それとも、わざわざ外を選んで座った僕に気をつかってくれたとか?

(…うーん、どこまでわかってて、どこからわかってないんだろう)

パッと顔を上げるとミライと目が合った。

思わず笑みを返す。

ミライもニッコリと微笑みを返してくる。

(これって、僕の笑顔を見て頭で判断したんだよな)

笑顔だと嬉しい。
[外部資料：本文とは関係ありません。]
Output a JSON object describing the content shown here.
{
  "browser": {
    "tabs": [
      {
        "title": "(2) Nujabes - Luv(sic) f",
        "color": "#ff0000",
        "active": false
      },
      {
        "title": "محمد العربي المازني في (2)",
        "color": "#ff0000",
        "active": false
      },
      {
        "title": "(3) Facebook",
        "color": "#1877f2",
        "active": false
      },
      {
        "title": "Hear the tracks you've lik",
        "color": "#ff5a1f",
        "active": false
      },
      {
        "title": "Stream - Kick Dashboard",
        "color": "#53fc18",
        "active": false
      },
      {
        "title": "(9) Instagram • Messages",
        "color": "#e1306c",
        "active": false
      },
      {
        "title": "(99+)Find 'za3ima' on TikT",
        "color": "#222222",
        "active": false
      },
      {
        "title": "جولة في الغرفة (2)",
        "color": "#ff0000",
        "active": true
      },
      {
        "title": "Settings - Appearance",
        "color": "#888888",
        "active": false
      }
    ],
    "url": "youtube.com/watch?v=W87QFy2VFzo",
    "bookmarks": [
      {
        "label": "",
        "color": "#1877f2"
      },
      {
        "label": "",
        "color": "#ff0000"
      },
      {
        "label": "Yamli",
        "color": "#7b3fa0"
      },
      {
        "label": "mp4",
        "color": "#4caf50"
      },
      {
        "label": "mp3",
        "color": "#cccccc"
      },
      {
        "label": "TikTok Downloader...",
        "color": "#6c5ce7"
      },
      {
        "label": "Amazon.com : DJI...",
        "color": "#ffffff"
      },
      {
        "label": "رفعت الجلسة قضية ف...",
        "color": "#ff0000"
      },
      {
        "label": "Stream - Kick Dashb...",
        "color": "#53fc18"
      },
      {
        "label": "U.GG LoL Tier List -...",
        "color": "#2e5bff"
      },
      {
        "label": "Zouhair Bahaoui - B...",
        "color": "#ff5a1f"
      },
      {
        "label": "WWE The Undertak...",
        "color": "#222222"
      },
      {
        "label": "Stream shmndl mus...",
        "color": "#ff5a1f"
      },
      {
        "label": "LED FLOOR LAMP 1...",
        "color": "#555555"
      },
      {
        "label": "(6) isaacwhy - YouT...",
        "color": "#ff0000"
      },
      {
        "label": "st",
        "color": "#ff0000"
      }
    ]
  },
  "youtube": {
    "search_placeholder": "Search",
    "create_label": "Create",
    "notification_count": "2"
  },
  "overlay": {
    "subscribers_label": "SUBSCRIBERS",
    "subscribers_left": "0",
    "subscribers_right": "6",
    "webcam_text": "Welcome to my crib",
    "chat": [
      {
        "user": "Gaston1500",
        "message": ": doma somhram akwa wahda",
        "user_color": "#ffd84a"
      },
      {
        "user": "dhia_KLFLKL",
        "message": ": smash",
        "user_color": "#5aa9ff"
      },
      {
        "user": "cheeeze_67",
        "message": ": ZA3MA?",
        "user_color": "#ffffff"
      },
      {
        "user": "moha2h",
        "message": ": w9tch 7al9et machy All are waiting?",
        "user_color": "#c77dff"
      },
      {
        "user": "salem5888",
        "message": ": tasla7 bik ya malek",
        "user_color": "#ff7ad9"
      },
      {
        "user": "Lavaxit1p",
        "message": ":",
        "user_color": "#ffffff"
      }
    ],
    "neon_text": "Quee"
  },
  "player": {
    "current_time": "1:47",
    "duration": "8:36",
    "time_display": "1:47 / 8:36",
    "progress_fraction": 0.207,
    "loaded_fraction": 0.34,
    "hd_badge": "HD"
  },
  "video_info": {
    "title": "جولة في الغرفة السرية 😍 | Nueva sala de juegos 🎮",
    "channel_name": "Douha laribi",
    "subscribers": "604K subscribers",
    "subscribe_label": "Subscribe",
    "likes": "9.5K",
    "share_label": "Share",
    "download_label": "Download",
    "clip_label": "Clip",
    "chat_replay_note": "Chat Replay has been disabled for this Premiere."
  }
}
だから笑顔。

そう『理解』しているだけで、そう『感じてる』わけじゃない。

(ミライが感じてくれたなら…)

そうすれば、ココロから嬉しさを感じたミライが、僕に本当の笑顔を見せてくれる。

(そんな笑顔、見てみたいな…)

理解してじゃなく、気持ちが自然にミライのココロの中に湧いてくるように出来れば…。

(…フフッ、すっかり所長に乗せられちゃってるよ)

いつの間にそんな事考えるようになったんだろう。

気付いてニヤけてしまった。

「どうしたの?」

と小首を傾げて尋ねてくるミライ。

「ん、いや、ミライってカワイイなあって思ってね」

とっさに答えると、ミライが嬉しそうな笑みを返してくれた。

「ありがとう」

ミライがニッコリ微笑んでくる。

その笑顔が本物になったらいいのにって、
見つめるうちに改めて思えてきた。